My son Darren learned about it at Montana State from a business professor.  Three is kind of magic number, and always has been, at least since the Holy Trinity was embraced by the first Christians.  For some reason, people like things in threes.

So what’s wrong with four?  Studies have shown that animals, such as crows, can count to four.  And a lot of research has shown that the innate human capacity to count is also four.  Why do we like three so much better than four?

Triangles are inherently stronger than squares.  I’m sure there’s a mathematical equation that demonstrates that.  And four is basically our limit.  Handling four things at once is a strain, and some people can’t manage it.  And you want everybody.  So you stick with three.

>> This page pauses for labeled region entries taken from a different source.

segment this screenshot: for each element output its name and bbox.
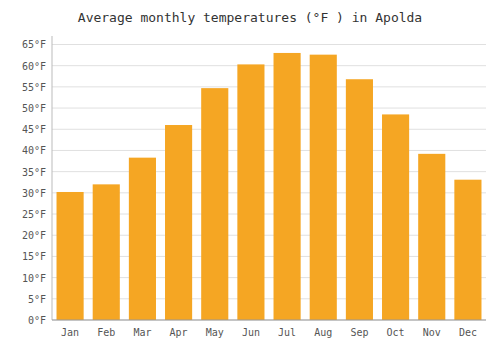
y-tick-label: 40°F (22, 145, 46, 156)
grid (52, 44, 486, 320)
x-tick-label: Nov (423, 327, 441, 338)
x-tick-label: Mar (133, 327, 151, 338)
y-tick-label: 30°F (22, 188, 46, 199)
bar (129, 158, 156, 320)
x-tick-label: Aug (314, 327, 332, 338)
y-tick-label: 55°F (22, 82, 46, 93)
bar (454, 180, 481, 320)
bar (201, 88, 228, 320)
bar (237, 64, 264, 320)
x-tick-label: Jan (61, 327, 79, 338)
x-tick-label: Sep (350, 327, 368, 338)
bar (418, 154, 445, 320)
bars (57, 53, 482, 320)
y-tick-label: 20°F (22, 230, 46, 241)
bar (310, 55, 337, 320)
bar (165, 125, 192, 320)
bar (382, 114, 409, 320)
x-tick-label: Dec (459, 327, 477, 338)
grid-line (52, 150, 486, 151)
title: Average monthly temperatures (°F ) in Ap… (78, 10, 422, 25)
bar (346, 79, 373, 320)
bar (93, 184, 120, 320)
x-tick-label: Apr (170, 327, 188, 338)
x-tick-label: Oct (387, 327, 405, 338)
x-tick-label: Jun (242, 327, 260, 338)
y-tick-label: 15°F (22, 251, 46, 262)
grid-line (52, 129, 486, 130)
y-tick-label: 0°F (28, 315, 46, 326)
bar (274, 53, 301, 320)
bar (57, 192, 84, 320)
chart-svg: Average monthly temperatures (°F ) in Ap… (0, 0, 500, 350)
x-tick-label: May (206, 327, 224, 338)
y-tick-label: 60°F (22, 61, 46, 72)
y-axis: 0°F 5°F 10°F 15°F 20°F 25°F 30°F 35°F 40°F 45°F 50… (22, 36, 52, 326)
grid-line (52, 108, 486, 109)
grid-line (52, 44, 486, 45)
y-tick-label: 65°F (22, 39, 46, 50)
x-axis: Jan Feb Mar Apr May Jun Jul Aug Sep Oct Nov Dec (52, 320, 486, 338)
x-tick-label: Feb (97, 327, 115, 338)
y-tick-label: 50°F (22, 103, 46, 114)
y-tick-label: 10°F (22, 273, 46, 284)
x-tick-label: Jul (278, 327, 296, 338)
y-tick-label: 5°F (28, 294, 46, 305)
grid-line (52, 320, 486, 321)
chart-container: Average monthly temperatures (°F ) in Ap… (0, 0, 500, 350)
y-tick-label: 45°F (22, 124, 46, 135)
grid-line (52, 86, 486, 87)
grid-line (52, 65, 486, 66)
y-tick-label: 35°F (22, 167, 46, 178)
y-tick-label: 25°F (22, 209, 46, 220)
y-axis-line (52, 36, 53, 320)
x-axis-line (52, 320, 486, 321)
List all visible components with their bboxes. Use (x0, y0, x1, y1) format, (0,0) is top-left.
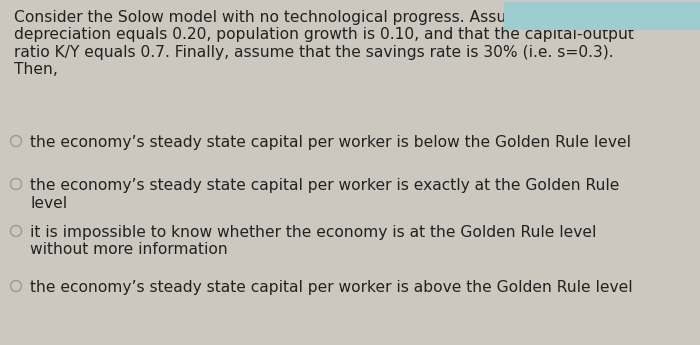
Text: the economy’s steady state capital per worker is above the Golden Rule level: the economy’s steady state capital per w… (30, 280, 633, 295)
FancyBboxPatch shape (504, 2, 700, 30)
Text: depreciation equals 0.20, population growth is 0.10, and that the capital-output: depreciation equals 0.20, population gro… (14, 28, 634, 42)
Text: Consider the Solow model with no technological progress. Assume that: Consider the Solow model with no technol… (14, 10, 567, 25)
Text: it is impossible to know whether the economy is at the Golden Rule level: it is impossible to know whether the eco… (30, 225, 596, 240)
Text: without more information: without more information (30, 243, 228, 257)
Text: level: level (30, 196, 67, 210)
Text: the economy’s steady state capital per worker is exactly at the Golden Rule: the economy’s steady state capital per w… (30, 178, 620, 193)
Text: the economy’s steady state capital per worker is below the Golden Rule level: the economy’s steady state capital per w… (30, 135, 631, 150)
Text: Then,: Then, (14, 62, 58, 78)
Text: ratio K/Y equals 0.7. Finally, assume that the savings rate is 30% (i.e. s=0.3).: ratio K/Y equals 0.7. Finally, assume th… (14, 45, 614, 60)
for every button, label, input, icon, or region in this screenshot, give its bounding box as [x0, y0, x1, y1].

Then there’s the problem of three bodies.  Von Braun and the Germans solved one problem in getting to the moon.  Their rocket would provide the thrust.   But in some ways the navigation was lot trickier than the propulsion.  The mathematics involved in getting a spacecraft from the earth to the moon had been considered unsolvable.  So declared the Encyclopedia Brittanica.  “It would be like planning ahead of time that a tennis ball could be tossed into a coffee can from a distance of three hundred miles while the thrower, the ball and the can were all moving.”  (This New Ocean).

800 mathematicians, over the course of two hundred years, had failed in attempts at it.  In 1961 it was finally solved by a doctoral student at UCLA, under Doctoral adviser Shoshichi Kobayashi, named Michael Minovitch.  He did it for fun on the computers at the Jet Propulsion Lab.

Somehow, with the solution of the problem of three bodies, the rule of three seems even stronger.